Eligibility Trace

An eligibility trace is a tool utilized in reinforcement learning to assist with the challenge of credit assignment. Credit assignment is the task of determining which past actions should receive credit or blame for a current outcome. Eligibility traces help to solve this problem by storing recent actions that contribute to the outcome.

Memory Vector

An eligibility trace is represented as a memory vector $\textbf{z}\_{t}$ that is parallel to the long-term weight vector $\textbf{w}\_{t}$. The weight vector represents the policy that the reinforcement learning agent is using to make decisions.

When a component of $\textbf{w}\_{t}$ participates in generating an estimated value, the corresponding component of $\textbf{z}\_{t}$ is incremented. This process is repeated for each action that contributes to the outcome. The trace decay parameter $\lambda$ determines the rate at which the trace falls back to zero.

This memory vector helps to capture two important heuristics necessary for credit assignment: a frequency heuristic and a recency heuristic. The frequency heuristic states that states that are visited more often deserve more credit. In contrast, the recency heuristic suggests that recent actions should receive more credit.

Formula

The eligibility trace is updated using the following formula:

$$E\_{0}\left(s\right) = 0 $$ $$E\_{t}\left(s\right) = \gamma\lambda{E}\_{t-1}\left(s\right) + \textbf{1}\left(S\_{t} = s\right) $$

Here, $E\_{t}\left(s\right)$ refers to the eligibility of state $s$ at time $t$, and $\gamma$ represents the discount factor (i.e., how much future rewards are valued compared to immediate rewards).

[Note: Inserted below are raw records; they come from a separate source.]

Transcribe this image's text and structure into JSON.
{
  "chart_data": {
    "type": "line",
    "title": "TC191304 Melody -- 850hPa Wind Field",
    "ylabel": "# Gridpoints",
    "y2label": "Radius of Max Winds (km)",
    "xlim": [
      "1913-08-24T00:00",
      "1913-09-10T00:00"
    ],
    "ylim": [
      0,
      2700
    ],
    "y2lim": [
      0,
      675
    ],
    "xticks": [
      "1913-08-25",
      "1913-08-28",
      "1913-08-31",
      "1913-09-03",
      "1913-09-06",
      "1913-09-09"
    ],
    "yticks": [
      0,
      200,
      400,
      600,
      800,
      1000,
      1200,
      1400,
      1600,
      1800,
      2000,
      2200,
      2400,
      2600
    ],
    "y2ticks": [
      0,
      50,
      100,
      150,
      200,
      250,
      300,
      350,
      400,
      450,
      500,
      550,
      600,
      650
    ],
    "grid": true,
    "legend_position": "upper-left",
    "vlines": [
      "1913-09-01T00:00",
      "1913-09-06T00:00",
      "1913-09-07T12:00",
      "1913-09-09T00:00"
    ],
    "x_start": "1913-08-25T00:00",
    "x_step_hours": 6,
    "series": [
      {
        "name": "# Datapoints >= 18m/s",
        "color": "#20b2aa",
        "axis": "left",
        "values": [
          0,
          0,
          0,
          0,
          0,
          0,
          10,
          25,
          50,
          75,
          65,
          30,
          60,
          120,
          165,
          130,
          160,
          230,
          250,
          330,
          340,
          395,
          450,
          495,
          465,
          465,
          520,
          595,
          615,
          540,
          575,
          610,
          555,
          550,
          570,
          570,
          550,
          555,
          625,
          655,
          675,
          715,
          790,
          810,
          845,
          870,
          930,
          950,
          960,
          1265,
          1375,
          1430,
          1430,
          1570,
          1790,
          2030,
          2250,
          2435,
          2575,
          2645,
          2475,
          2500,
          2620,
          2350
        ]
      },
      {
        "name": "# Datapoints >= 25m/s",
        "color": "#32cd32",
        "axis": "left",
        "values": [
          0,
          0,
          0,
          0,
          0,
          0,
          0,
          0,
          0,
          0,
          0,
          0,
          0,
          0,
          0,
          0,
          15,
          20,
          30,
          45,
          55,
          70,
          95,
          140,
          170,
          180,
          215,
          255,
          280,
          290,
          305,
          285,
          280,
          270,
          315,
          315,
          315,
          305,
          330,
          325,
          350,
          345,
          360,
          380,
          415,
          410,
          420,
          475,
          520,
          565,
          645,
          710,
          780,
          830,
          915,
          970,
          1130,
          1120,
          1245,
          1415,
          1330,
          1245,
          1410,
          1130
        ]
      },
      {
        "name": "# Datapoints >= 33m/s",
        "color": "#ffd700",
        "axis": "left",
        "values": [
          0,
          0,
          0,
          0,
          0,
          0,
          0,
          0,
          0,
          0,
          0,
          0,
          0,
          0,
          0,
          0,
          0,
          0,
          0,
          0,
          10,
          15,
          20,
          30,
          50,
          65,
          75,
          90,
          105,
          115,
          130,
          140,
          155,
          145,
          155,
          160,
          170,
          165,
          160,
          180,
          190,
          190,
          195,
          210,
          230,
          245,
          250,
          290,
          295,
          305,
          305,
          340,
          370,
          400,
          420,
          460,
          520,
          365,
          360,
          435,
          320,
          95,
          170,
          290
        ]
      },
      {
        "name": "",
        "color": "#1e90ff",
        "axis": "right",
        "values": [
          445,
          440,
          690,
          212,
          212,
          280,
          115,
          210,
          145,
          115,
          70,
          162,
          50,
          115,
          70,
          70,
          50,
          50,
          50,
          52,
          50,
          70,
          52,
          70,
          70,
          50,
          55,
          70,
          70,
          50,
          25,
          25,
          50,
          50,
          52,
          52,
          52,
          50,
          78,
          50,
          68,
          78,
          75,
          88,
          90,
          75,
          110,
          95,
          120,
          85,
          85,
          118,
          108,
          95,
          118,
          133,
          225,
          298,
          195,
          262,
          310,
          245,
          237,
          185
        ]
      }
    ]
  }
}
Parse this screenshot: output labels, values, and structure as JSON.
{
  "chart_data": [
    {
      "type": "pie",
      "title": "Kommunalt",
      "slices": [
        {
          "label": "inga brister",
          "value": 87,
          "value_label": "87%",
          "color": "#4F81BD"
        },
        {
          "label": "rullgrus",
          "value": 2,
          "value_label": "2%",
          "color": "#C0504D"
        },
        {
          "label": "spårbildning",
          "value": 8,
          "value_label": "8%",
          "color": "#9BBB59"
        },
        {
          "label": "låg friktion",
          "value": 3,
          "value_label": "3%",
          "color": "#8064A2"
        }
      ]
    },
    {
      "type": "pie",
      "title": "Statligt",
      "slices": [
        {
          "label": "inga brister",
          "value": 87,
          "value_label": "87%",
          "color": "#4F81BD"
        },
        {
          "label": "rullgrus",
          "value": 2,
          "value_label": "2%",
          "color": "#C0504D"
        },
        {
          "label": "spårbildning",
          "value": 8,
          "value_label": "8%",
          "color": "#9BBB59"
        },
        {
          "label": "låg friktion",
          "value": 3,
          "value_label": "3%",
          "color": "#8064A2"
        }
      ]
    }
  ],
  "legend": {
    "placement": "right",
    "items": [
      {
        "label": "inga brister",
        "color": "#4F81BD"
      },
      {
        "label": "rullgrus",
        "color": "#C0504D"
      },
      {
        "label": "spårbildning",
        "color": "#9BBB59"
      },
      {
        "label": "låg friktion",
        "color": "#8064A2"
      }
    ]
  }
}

Learning with Eligibility Traces

The use of eligibility traces allows the reinforcement learning agent to more effectively learn from past experiences. As the agent navigates an environment, it stores recent actions that contributed to the current outcome. When a new outcome occurs, it can use the eligibility traces to determine which actions should receive credit or blame. This information can then be used to adjust the policies used by the agent to make decisions. Over time, the agent's policies improve, leading to more successful outcomes in the environment.

Overall, eligibility traces are an important tool in the field of reinforcement learning. By storing information about past actions and their contributions to outcomes, they can help agents learn more effectively and make better decisions.